Bu durumda eldeki dosya ile İstanbul 10. Asliye Ticaret Mahkemesi"nin 2014/330 Esas sayılı dosyası arasında konusu ve tarafları bakımından fiili ve hukuki bağlantı bulunduğundan, biri hakkında verilecek karar diğerini de etkileyeceğinden, mahkemece bu davanın İstanbul 10. Asliye Ticaret Mahkemesi"nin 2014/330 Esas sayılı dosyası ile birleştirilmesi ve her iki davanın birlikte görülmesi, İstanbul 10. Asliye Ticaret Mahkemesi"nin 2014/330 Esas sayılı davasında karar verilip, hüküm kesinleşmiş ise, o dosyada kesinleşen olgular da dikkate alınarak hasıl olacak sonuca göre karar verilmesi gerekirken, tefrik kararı sonucu dosyanın yeni esas numarasına kaydı ile işin esası incelenerek hüküm kurulması doğru olmamış, kararın açıklanan nedenlerle 6100 sayılı HMK 166. maddesi uyarınca birleştirme kararı verilmesi için davalı ... Mak. Dış Tic. Koll. Şti."nin sair temyiz itirazları incelenmeksizin bozulması uygun bulunmuştur.
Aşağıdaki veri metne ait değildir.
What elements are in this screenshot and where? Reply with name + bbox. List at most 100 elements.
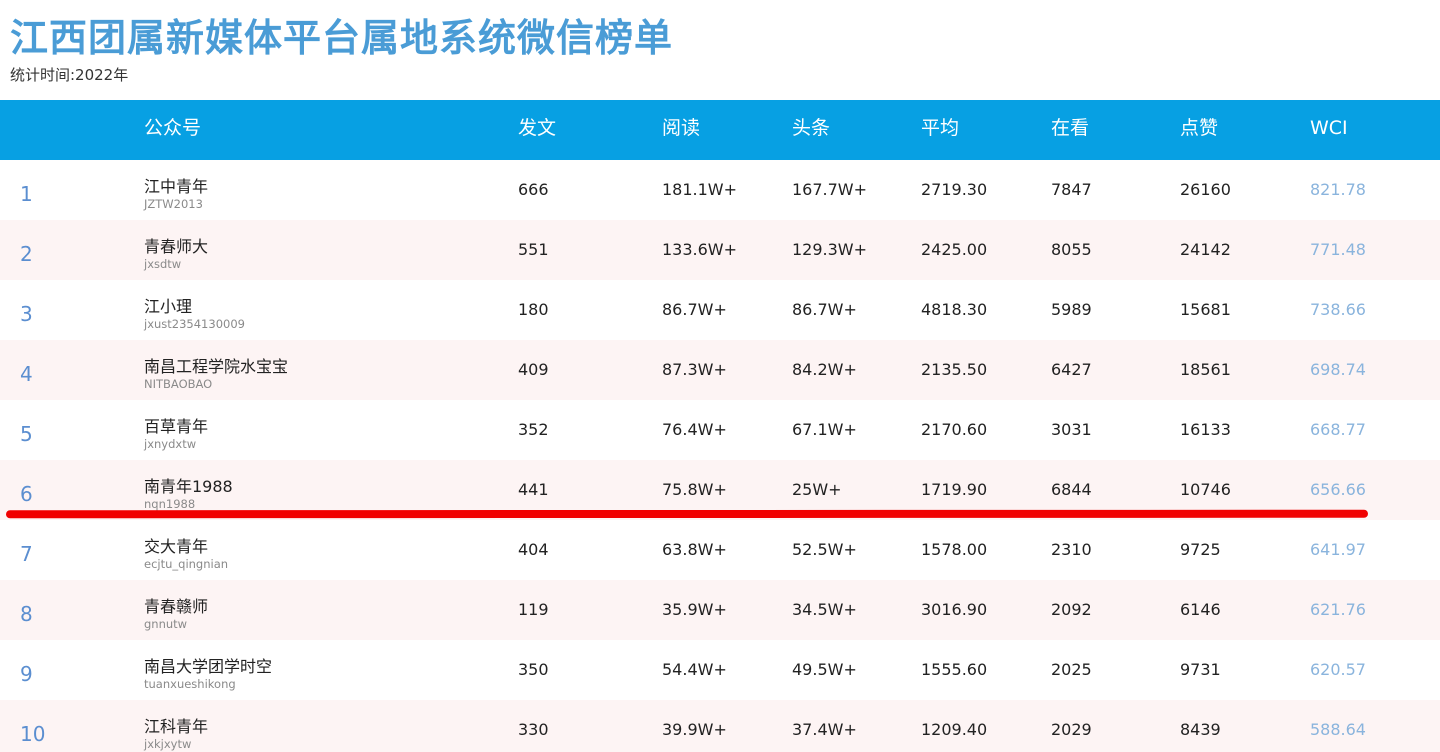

SONUÇ: İhtilâf konusu işin esasının incelenmesinde görevli olmadığından İstanbul Bölge Adliye Mahkemesi 14. Hukuk Dairesi"nin 31.01.2019 günlü, 2018/1937 Esas 2019/145 Karar sayılı kararının yok hükmünde sayılarak Bölge Adliye Mahkemesi kararının kaldırılmasına, yukarıda açıklanan nedenlerle ilk derece mahkemesi kararının BOZULMASINA, bozma sebebine göre davalı ... Mak. Dış Tic. Koll. Şti."nin diğer temyiz itirazlarının bu aşamada incelenmesine yer olmadığına, Yargıtay duruşmasında vekille temsil edilmediğinden davalı ... Mak. Dış Tic. Koll. Şti. yararına vekâlet ücreti takdirine yer olmadığına, ödenenden 5766 sayılı Kanun"un 11. maddesi ile yapılan değişiklik gereğince Harçlar Kanunu 42/2-d maddesi uyarınca alınması gereken 218,50 TL Yargıtay başvurma harcının mahsup edilerek, varsa fazla alınan temyiz harcının temyiz eden davalı ... Mak. Dış Tic. Koll. Şti."ye iadesine, karara karşı tebliğ tarihinden itibaren 15 gün içinde karar düzeltme isteminde bulunulabileceğine 12.05.2020 gününde oybirliğiyle karar verildi.